The idea behind these games were pretty much the same as the Choose-Your-Own-Adventure books, except with video and audio. If you moved your joystick in the right direction or hit the action button at the right time, you moved on to the next challenge. If not, Dirk the Daring perishes horribly and is then re-animated (if you’ll forgive the pun).
There really was very, very little actual choice in the game at all. Very little was under the player’s control.
Sound barely seems to have been a consideration with Dragon’s Lair; there was almost no music, aside from some very cheesy synth-trumpet calls, and almost no speech. Princess Daphne did the most talking, in a squeaky little supermodel voice; Dirk mostly grunted and screamed, occasionally sounding for all the world like a Muppet having an orgasm.

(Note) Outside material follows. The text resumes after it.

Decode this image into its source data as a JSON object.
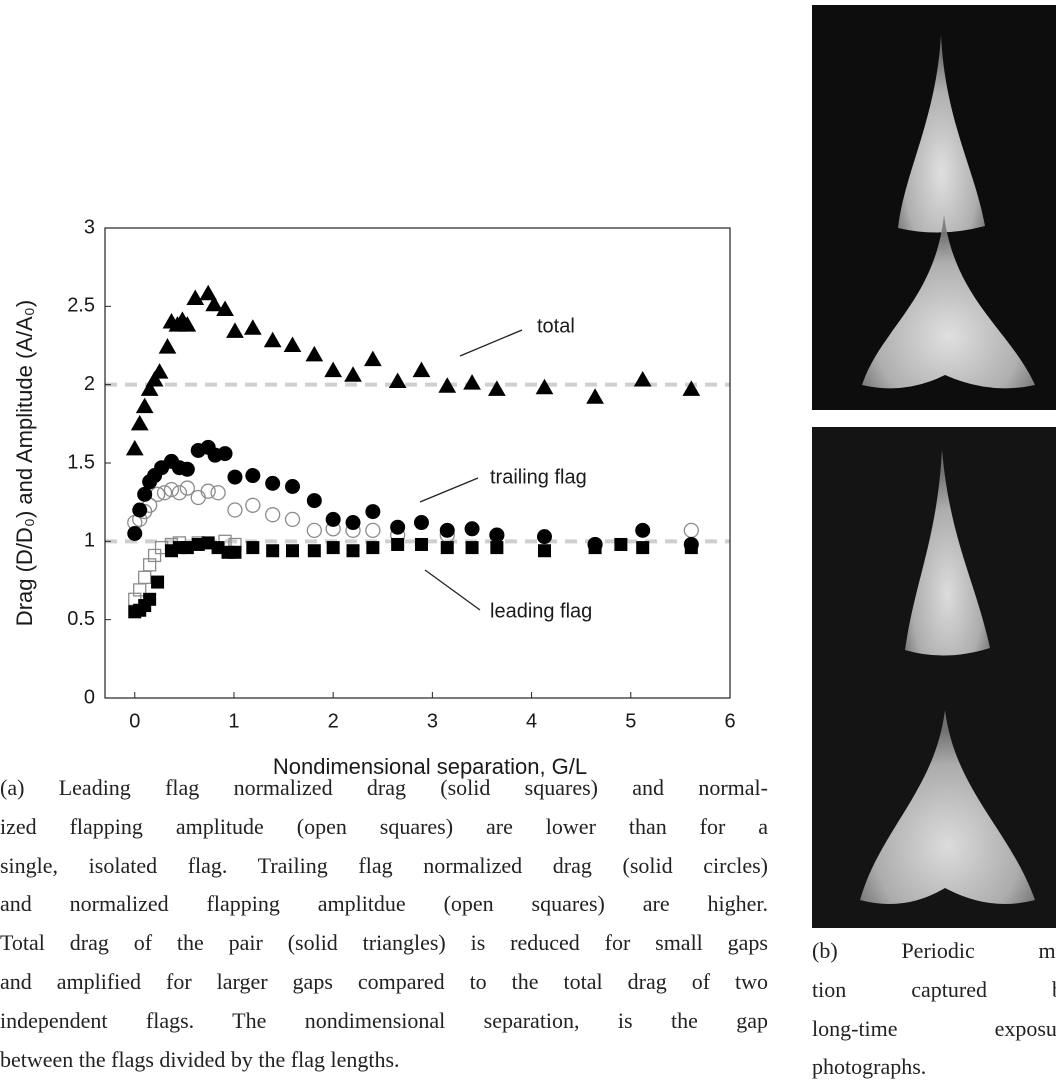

The brainchild of ex-Disney animator Don Bluth, whose very distinctive animation also graced the later Space Ace, Dragon’s Lair was criticized even in its heyday as a game that amounted to little more than an animal behavior experiment. If the player learned to do the right thing at the right time, they’d get to see the entire cartoon through to the end. If not…insert another 50 cents. And that’s a valid criticism. But having watched my beloved spend hours trying to plow through various seemingly impossible levels of the Xena: Warrior Princess game for the Playstation, having to find just the right combination of moves and going to the right places in the right order, I ask myself…have we come a long way since Dragon’s Lair…or have we regressed back into that style of game?

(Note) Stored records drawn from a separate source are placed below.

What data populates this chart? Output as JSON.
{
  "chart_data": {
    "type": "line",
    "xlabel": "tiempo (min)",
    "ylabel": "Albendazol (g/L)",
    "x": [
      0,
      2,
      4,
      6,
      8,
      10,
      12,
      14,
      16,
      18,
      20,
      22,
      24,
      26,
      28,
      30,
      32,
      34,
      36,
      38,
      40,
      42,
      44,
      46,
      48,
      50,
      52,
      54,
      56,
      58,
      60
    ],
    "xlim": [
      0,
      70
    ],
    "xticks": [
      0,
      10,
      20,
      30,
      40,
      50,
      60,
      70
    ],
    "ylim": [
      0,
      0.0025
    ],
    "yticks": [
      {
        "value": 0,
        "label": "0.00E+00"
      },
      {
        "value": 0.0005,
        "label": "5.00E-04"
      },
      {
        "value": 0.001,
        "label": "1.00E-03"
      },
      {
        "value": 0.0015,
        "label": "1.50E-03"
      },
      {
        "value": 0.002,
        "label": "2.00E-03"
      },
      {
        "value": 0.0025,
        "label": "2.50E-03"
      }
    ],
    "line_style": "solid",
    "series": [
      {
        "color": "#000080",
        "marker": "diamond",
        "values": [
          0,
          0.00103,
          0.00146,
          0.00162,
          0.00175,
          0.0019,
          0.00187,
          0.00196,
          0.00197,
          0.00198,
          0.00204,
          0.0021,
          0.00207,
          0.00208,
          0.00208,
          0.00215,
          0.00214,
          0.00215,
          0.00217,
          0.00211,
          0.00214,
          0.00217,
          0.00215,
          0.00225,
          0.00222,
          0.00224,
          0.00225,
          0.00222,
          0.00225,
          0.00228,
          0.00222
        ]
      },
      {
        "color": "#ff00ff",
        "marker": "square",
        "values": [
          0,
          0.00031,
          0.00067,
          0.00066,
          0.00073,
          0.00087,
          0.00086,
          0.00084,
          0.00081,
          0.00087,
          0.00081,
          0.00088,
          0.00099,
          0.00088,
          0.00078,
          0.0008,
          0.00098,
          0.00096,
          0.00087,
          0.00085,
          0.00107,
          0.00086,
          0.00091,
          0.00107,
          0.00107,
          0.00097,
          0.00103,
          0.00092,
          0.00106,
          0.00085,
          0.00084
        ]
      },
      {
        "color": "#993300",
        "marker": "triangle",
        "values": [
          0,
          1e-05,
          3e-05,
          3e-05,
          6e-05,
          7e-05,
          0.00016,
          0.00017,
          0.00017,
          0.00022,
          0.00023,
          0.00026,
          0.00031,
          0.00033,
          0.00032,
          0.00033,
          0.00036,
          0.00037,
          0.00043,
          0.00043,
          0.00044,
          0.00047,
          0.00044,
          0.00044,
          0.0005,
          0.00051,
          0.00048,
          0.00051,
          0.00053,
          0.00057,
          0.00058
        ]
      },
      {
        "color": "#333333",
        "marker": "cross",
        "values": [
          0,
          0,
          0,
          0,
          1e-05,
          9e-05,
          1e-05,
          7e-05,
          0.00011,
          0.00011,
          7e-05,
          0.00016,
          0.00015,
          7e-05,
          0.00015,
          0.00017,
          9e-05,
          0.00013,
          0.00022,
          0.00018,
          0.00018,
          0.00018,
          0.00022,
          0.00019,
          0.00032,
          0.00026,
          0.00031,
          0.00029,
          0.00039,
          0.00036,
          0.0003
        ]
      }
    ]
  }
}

Dragon’s Lair got a huge amount of publicity, and as such became one of the few early 80s games to get its own merchandise. A Dragon’s Lair cartoon survived for about one season, and – some 20 years later – action figures. A Dragon’s Lair II game was also created, though it’s incredibly obscure (and, frankly, not as much fun).

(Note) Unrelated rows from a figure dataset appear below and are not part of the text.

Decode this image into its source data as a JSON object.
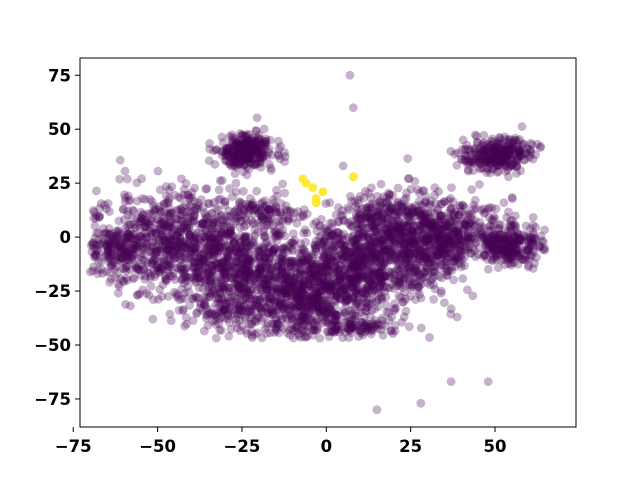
{
  "chart_data": {
    "type": "scatter",
    "title": "",
    "xlabel": "",
    "ylabel": "",
    "xlim": [
      -73,
      74
    ],
    "ylim": [
      -88,
      83
    ],
    "xticks": [
      -75,
      -50,
      -25,
      0,
      25,
      50
    ],
    "xtick_labels": [
      "−75",
      "−50",
      "−25",
      "0",
      "25",
      "50"
    ],
    "yticks": [
      -75,
      -50,
      -25,
      0,
      25,
      50,
      75
    ],
    "ytick_labels": [
      "−75",
      "−50",
      "−25",
      "0",
      "25",
      "50",
      "75"
    ],
    "grid": false,
    "colors": {
      "main": "#440154",
      "highlight": "#fde725"
    },
    "marker_alpha": 0.3,
    "clusters": [
      {
        "name": "left-lobe",
        "cx": -45,
        "cy": -2,
        "sx": 12,
        "sy": 12,
        "n": 700
      },
      {
        "name": "far-left",
        "cx": -62,
        "cy": -5,
        "sx": 5,
        "sy": 6,
        "n": 150
      },
      {
        "name": "center-left",
        "cx": -25,
        "cy": -15,
        "sx": 10,
        "sy": 12,
        "n": 600
      },
      {
        "name": "center-bottom",
        "cx": -8,
        "cy": -30,
        "sx": 8,
        "sy": 9,
        "n": 450
      },
      {
        "name": "center",
        "cx": 5,
        "cy": -15,
        "sx": 10,
        "sy": 12,
        "n": 700
      },
      {
        "name": "center-right",
        "cx": 22,
        "cy": -5,
        "sx": 9,
        "sy": 11,
        "n": 550
      },
      {
        "name": "right-mid",
        "cx": 35,
        "cy": 2,
        "sx": 8,
        "sy": 8,
        "n": 400
      },
      {
        "name": "top-left-island",
        "cx": -24,
        "cy": 40,
        "sx": 4,
        "sy": 4,
        "n": 300
      },
      {
        "name": "top-right-island",
        "cx": 51,
        "cy": 38,
        "sx": 5,
        "sy": 4,
        "n": 300
      },
      {
        "name": "right-island",
        "cx": 54,
        "cy": -3,
        "sx": 5,
        "sy": 5,
        "n": 260
      },
      {
        "name": "upper-left-patch",
        "cx": -18,
        "cy": 12,
        "sx": 5,
        "sy": 3,
        "n": 80
      },
      {
        "name": "upper-right-patch",
        "cx": 15,
        "cy": 12,
        "sx": 5,
        "sy": 4,
        "n": 90
      },
      {
        "name": "lower-left",
        "cx": -28,
        "cy": -33,
        "sx": 5,
        "sy": 5,
        "n": 80
      },
      {
        "name": "lower-center",
        "cx": 10,
        "cy": -40,
        "sx": 6,
        "sy": 3,
        "n": 80
      }
    ],
    "outliers": [
      [
        7,
        75
      ],
      [
        8,
        60
      ],
      [
        5,
        33
      ],
      [
        -44,
        -27
      ],
      [
        -52,
        -18
      ],
      [
        37,
        -67
      ],
      [
        48,
        -67
      ],
      [
        28,
        -77
      ],
      [
        15,
        -80
      ]
    ],
    "highlight_points": [
      [
        -6,
        25
      ],
      [
        -4,
        23
      ],
      [
        -3,
        18
      ],
      [
        -3,
        16
      ],
      [
        -1,
        21
      ],
      [
        8,
        28
      ],
      [
        -7,
        27
      ]
    ]
  }
}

Perhaps the greatest spinoff from Dragon’s Lair is that, at long last, it can now be played at home. Digital Leisure has remastered the game footage and released it – in playable form, no less! – on DVD. The Dragon’s Lair DVD substitutes the arrow keys, usually used for menu screens, for the joystick, and the “select” (or, depending on the manufacturer, “enter” button for the game’s all-purpose action button. Make no mistake, though; response time is just as sluggish as it was with the original arcade game, and so is the lag time so the player can seek for the correct clip to correspond to your actions.